Understanding Immediates in ADDI and similar NIOS II instructions
As we discussed in the lecture, ADDI takes two source operands, one being a register and the second being a 16-bit immediate (number). That immediate get’s sign-extended into 32-bits before participating in the addition.
Let’s look at a couple of examples:
What is the result of:
1. addi r10, r0, 0x8000?
a. R10 = 0xFFFF8000
2. Addi r10, r0, 0xAAAA?
a. R10 = 0xFFFFAAAA
3. Addi r10, r0, 0x9000?
a.
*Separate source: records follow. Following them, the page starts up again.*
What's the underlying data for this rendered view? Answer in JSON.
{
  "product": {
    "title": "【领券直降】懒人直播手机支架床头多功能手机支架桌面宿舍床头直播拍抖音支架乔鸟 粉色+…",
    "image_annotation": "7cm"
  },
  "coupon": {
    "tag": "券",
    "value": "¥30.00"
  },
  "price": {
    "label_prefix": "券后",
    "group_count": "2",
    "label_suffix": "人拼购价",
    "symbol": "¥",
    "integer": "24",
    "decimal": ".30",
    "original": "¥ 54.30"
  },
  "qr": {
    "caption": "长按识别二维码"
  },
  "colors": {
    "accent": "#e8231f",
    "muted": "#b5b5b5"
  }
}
R10 = 0xFFFF9000
4. Addi r10, r0, 0x7AAA?
a. R10 = 0x00007AAA?
5. Addi r10, r0, -2?
a. -2 = 0xFFFE in hexadecimal and in 16 bits
b. R10 = 0xFFFFFFFE, this is -2 in hexadecimal in 32 bits
c. Note: 0x0000FFFE is not -2, it’s 65534
6. Addi, r10, r0, 32769?
a. Got to convert 32769 in binary. Turns out it’s 1000 0000 0000 0001, or 0x8001 in hexadecimal
b. So, r10 = 0xFFFF8001
7. What will be r10 after these two instructions execute?
a. Addi r10, r0, 0xFFFF
b. Addi, r10, r10, 1
i. You should get r10 = 0
8. How about these two?
a. Addi r10, r0, 3
b. Addi r10, r10, 0xFFFE
i. You should get r10=1
9. These two?
a. Movhi r10, 0xFFFF
b. Addi r10, r10, 0xFFFF
i. You should get r10 = 0xFFFEFFFF
ii. Try everything in binary and see what you get
10. These?
a. Movhi r10, 0x1234
b. Addi r10, r10, 0x5678
i. You should get r10=0x12345678
11. Finally, these two:
a. Movhi r10, 0x1234
b. Addi r10, r10, 0x89ab
i. You should get r10=0x123389AB
Please double-check these and let me know of any errors.